While appropriately emphasizing the importance of protecting the U.S. labor market, NYSDOT resulted in requiring proof of a negative: instead of focusing on the benefits an immigrant would bring, the examiners were to consider whether the national interest would be harmed if the immigrant was required to have an employer sponsor him/her through a labor market test, known as “labor certification.”
Ironically, in most cases this meant that an immigrant with a job offer (except physicians in physician shortage areas, who can take an alternate route that is not affected by Dhanasar) could not successfully travel the national interest road. The government took the position that most people with job offers should be required to go through labor certification.
Labor certification works well for identifying whether U.S. workers meet the “actual minimum requirements” for a job. However, in most situations, it does not allow consideration of special characteristics such as contributing to the national interest
Other categories for immigration without labor certification (extraordinary ability, outstanding professors and researchers, and Schedule A, Group II) recognize achievement measured by specified criteria.

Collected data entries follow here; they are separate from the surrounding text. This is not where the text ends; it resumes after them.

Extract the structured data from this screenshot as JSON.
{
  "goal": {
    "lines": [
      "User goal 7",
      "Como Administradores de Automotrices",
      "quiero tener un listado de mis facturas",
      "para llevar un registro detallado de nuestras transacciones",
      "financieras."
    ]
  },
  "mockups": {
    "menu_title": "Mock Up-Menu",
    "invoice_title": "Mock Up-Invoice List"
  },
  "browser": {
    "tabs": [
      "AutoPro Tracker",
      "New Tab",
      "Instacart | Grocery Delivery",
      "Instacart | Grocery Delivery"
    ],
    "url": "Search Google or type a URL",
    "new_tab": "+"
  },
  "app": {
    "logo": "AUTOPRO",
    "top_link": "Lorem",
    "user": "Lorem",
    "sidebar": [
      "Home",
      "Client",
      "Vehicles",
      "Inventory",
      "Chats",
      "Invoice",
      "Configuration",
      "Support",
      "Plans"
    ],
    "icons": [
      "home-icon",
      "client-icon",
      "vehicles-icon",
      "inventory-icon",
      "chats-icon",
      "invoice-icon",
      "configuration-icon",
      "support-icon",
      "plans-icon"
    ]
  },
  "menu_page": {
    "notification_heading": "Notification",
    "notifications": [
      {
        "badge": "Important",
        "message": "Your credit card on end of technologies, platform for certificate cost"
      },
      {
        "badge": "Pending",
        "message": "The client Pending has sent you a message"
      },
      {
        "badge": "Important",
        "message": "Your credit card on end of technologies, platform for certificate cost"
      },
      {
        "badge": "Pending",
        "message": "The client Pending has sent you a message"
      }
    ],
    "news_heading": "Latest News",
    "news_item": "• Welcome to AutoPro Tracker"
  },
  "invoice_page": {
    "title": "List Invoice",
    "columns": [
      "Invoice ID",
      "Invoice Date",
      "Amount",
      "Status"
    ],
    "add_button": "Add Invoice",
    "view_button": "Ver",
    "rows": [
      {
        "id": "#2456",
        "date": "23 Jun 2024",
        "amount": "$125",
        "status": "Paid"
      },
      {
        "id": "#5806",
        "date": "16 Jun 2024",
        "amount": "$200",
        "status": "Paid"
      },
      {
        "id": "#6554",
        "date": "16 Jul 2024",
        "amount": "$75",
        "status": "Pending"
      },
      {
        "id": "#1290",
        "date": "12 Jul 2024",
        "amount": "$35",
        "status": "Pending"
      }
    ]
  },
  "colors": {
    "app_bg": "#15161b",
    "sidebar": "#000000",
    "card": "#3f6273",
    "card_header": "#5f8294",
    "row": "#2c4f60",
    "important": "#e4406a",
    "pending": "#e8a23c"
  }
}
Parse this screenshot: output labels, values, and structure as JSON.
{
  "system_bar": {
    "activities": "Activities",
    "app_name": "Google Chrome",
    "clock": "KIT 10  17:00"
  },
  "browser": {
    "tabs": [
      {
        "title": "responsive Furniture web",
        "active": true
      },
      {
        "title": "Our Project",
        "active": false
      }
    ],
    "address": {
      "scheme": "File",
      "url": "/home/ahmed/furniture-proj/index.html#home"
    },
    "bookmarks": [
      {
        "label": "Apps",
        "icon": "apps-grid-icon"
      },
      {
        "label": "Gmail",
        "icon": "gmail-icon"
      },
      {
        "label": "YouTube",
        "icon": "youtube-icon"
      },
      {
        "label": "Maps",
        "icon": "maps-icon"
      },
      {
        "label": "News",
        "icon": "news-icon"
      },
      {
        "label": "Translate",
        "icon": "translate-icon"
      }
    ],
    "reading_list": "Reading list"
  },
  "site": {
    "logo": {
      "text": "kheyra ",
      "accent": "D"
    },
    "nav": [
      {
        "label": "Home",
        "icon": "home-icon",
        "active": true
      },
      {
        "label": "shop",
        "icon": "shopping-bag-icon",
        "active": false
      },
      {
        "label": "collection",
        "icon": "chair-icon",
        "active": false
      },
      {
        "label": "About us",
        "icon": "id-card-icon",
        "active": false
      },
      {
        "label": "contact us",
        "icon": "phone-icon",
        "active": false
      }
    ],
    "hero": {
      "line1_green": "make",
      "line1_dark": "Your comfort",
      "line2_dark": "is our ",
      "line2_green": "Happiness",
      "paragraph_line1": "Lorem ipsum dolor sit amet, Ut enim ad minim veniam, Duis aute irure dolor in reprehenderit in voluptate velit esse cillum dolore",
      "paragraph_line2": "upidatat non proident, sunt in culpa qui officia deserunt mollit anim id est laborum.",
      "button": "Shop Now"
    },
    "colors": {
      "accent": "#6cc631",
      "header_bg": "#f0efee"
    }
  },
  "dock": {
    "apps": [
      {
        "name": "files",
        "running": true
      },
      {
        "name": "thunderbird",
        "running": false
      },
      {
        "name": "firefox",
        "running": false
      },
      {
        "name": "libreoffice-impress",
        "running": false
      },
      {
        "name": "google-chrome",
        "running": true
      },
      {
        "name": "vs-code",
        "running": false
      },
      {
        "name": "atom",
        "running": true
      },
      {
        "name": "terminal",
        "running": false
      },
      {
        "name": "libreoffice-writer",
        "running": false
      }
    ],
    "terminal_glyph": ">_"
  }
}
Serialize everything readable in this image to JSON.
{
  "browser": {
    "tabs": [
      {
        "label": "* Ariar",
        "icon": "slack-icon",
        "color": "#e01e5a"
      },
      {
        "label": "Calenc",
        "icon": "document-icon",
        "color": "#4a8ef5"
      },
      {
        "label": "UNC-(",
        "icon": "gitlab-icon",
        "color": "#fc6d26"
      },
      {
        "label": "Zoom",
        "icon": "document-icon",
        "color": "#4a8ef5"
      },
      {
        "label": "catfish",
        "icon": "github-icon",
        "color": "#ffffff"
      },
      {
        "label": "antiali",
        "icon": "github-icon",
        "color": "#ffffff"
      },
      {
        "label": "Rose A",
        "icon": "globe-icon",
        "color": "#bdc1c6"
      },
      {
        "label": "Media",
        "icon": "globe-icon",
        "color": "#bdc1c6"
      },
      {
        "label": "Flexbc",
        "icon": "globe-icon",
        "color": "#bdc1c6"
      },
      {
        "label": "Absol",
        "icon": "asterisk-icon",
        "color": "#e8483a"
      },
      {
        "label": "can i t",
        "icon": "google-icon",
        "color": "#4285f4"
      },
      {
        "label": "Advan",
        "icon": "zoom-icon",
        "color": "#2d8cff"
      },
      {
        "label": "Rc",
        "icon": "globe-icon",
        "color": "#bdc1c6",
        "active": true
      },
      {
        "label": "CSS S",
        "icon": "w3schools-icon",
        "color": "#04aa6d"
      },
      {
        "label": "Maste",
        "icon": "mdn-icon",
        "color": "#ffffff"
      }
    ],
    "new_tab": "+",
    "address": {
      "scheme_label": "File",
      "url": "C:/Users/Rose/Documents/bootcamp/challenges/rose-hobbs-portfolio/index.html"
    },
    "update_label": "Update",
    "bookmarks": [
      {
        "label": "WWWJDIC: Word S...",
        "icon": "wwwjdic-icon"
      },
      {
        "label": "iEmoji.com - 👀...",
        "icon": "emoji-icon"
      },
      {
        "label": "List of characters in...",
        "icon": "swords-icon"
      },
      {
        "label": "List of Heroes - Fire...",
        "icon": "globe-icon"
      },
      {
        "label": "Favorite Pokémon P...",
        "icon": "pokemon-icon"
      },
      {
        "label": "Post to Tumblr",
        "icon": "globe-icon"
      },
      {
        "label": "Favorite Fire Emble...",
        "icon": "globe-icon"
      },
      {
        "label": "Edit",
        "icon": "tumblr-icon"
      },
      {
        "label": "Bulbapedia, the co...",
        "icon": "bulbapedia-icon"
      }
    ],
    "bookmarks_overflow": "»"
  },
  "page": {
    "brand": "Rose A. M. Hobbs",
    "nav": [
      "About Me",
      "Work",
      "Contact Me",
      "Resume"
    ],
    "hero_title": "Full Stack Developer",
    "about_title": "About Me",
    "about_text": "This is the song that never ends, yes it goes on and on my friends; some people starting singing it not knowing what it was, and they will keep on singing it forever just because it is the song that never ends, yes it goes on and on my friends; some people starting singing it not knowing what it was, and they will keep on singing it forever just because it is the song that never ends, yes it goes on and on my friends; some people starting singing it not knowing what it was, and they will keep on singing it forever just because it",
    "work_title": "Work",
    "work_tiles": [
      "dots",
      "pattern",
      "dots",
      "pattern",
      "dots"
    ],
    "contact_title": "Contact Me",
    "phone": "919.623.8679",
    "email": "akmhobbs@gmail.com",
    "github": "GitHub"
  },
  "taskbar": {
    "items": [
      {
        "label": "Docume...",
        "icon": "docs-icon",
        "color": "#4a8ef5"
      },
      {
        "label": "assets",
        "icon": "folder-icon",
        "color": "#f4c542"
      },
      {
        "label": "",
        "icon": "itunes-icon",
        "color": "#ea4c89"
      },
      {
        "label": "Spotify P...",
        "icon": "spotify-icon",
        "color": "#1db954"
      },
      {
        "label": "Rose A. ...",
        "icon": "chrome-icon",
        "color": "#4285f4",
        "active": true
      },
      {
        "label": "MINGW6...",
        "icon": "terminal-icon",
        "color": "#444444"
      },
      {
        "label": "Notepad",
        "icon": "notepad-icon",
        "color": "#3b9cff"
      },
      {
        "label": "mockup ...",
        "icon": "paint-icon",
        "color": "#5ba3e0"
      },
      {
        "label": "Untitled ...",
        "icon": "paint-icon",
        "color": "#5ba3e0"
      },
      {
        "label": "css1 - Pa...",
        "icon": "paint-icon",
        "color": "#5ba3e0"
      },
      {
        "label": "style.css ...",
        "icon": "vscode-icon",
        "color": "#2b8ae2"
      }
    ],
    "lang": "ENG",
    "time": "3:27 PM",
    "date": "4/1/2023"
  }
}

Those criteria are more readily applicable to the academic environment or to those who have already made significant progress in their careers. The lack of a reasonable standard for defining national interest prevented or delayed many immigrants with great promise or an actionable idea from gaining permanent residence.
Depending on how it is implemented, the new standard should open a pathway to a green card for those whose work will benefit the United States, have a job offer, and are either outside of academia or early in their careers . The decision also removes obstacles for entrepreneurs, who are notoriously absent from other immigrant categories. The category may still be used for self-employment or non-tenure track positions as well.
The official name of this pathway is “national interest waiver” (NIW) because it effectively waives the labor certification process.
New National Interest Waiver - How it Works
To qualify for a national interest waiver (NIW) a foreign national must either be a professional holding an advanced degree (master’s or above) or demonstrate “exceptional ability.”
To prove national interest using the new standard, the foreign national or U.S. employer must demonstrate:
- The proposed endeavor has substantial merit and national importance;
- The foreign national is well-positioned to advance the proposed endeavor; and
- On balance it would be beneficial to waive the labor certification requirement.
Regarding the merit of the endeavor, Dhanasar clarifies that it may be found in any number of fields, including business, entrepreneurship, health, culture, science technology, or education. A positive economic benefit, while a plus, is not necessary. This allows pure science research and “the furtherance of human knowledge” to qualify despite the lack of any immediate commercial applications, according to the AAO.
The decision clarifies that “national importance” is not meant to be interpreted geographically. The analysis should instead focus on “potential prospective impact.” Thus, a local endeavor could still have national importance, such as if it employs workers in an economically depressed area or significantly advances a particular field.
Regarding the foreign national's “positioning” to advance the national interest, Dhanasar invites consideration not only of education, skills, knowledge and achievements, but also articulated plans, progress, and interest by others (such as investors) in the endeavor.
Focusing on the positioning of the person to advance the endeavor rather than on the likelihood of ultimate success wisely recognizes the “inherent uncertainty” of peering into the future, as stated in the Dhanasar decision. The AAO acknowledges, “many innovations or entrepreneurial endeavors may ultimately fail, in whole or in part, despite an intelligent plan and competent execution.”
Regarding whether waiving labor certification would be beneficial to the U.S., Dhanasar explicitly shifts from instructing examiners to restrict access for those who could theoretically traverse labor certification. The examination of what ultimately benefits the United States should be broader , taking into consideration real life circumstances presented in each petition.
For example, the impracticality of securing a job offer for an entrepreneur or obtaining a labor certification in a particular situation for someone with unique but not easily quantified skills can now be considered.
In vacating NYSDOT and adopting this new standard the AAO is encouraging examiners to remove the “Detour Ahead” sign from the National Interest Waiver road, which is a welcome development.